Rezension

Absolut lesenswert!

Deutsches Haus - Annette Hess

Deutsches Haus
von Annette Hess

Vorweg: Dieser Roman hat mich sehr bewegt!

Annette Hess schildert in "Deutsches Haus" den Prozessablauf des ersten Auschwitz-Prozesses im Jahre 1963 in Frankfurt. Dabei gelingt es ihr über die Protagonistin, die als Übersetzerin im Prozess fungiert, den Opfern eine  eindringliche, unvergessliche Stimme zu geben. Zudem stellt sie sehr  gekonnt die Persönlichkeitsentwicklungen der Figuren dar, die sich im Laufe des Prozesses vollziehen.

Die junge Eva Bruhns nimmt entgegen dem Willen ihrer Familie und ihres Verlobten, die Übersetzungstätigkeit im Prozess gegen die Kriegsverbrecher von Auschwitz an. Eva, die zuvor nie von Auschwitz gehört hatte, berühren die Schicksale der Opfer und die die zur Schau gestellte Ignoranz und Untätigkeit der Täter- und Mitwisser zutiefst (... "Was haben Vati und Mutti denn gemacht?" Eva antwortete: "Nichts." Wie sollte sie ihrem Bruder erklären, wie richtig diese Antwort war?).

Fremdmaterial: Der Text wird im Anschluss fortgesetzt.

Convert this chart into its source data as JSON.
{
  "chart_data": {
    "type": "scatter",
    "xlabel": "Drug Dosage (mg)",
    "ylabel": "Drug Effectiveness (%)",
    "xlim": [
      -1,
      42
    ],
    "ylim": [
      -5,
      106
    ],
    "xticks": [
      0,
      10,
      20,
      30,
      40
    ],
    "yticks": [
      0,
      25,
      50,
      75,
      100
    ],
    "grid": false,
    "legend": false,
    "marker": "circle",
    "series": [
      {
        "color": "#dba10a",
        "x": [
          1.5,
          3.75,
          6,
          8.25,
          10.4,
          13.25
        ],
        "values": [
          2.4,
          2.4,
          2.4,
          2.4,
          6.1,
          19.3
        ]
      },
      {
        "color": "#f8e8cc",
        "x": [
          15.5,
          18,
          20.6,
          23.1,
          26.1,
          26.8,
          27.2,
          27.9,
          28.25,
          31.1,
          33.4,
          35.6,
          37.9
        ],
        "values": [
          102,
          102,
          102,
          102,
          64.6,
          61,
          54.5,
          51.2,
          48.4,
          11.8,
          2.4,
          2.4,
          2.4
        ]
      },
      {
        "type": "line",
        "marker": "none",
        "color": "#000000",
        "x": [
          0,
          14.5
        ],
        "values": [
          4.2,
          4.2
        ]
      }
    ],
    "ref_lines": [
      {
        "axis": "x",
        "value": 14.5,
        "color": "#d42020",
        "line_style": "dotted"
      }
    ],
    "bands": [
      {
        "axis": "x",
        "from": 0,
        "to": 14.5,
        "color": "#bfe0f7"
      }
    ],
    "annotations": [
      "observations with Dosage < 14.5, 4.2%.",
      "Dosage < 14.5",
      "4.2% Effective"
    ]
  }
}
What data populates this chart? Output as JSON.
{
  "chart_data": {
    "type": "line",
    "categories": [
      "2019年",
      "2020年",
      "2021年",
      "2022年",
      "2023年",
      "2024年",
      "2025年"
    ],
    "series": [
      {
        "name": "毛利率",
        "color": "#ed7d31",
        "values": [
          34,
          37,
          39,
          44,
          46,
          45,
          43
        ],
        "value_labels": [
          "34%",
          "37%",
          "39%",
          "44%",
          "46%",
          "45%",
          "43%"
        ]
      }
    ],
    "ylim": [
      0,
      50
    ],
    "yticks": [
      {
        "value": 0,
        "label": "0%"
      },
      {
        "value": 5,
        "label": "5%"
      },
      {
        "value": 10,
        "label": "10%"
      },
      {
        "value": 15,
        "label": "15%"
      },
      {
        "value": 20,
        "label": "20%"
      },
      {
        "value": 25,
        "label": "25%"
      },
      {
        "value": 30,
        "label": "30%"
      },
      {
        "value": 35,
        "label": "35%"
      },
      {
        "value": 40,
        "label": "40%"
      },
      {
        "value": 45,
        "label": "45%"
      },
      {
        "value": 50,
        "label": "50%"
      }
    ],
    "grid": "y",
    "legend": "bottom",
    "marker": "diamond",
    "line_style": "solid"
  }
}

Die charakterliche Entwicklung, die die Protagonistin dabei durchläuft - von der naiven Unwissenden zur selbstbestimmten, lebenserfahren wirkenden Frau - ist in beeindruckender Weise dargestellt.
Die Nebenfiguren und deren Motive sind stark herausgearbeitet. Jede Figur weckt Emotionen, jede Figur hat besondere charakterliche Eigenarten, Geheimnisse, Schwächen.

Die Frage, warum die Eltern, die ältere Schwester und ihr Verlobter 
gegen Evas Beteiligung am Prozess sind, wird im Laufe der Geschichte klar. Die Konflikte der Figuren werden nach und nach immer deutlicher.

Für mich ein besonderer Roman. Durch den Schreibstil der Autorin werden Emotionalität und Sachlichkeit in bemerkenswerter Art und Weise miteinander vereinigt. Auf sehr eindrückliche Weise wird Spannung aufbaut und gehalten. Ich konnte das Buch nicht aus den Händen legen.

Auch, für denjenigen, der sich mit der Deutschen Geschichte hinreichend vertraut wähnt, ein absolut lesenswerter Roman, der mitreißt und nachdenklich zurücklässt.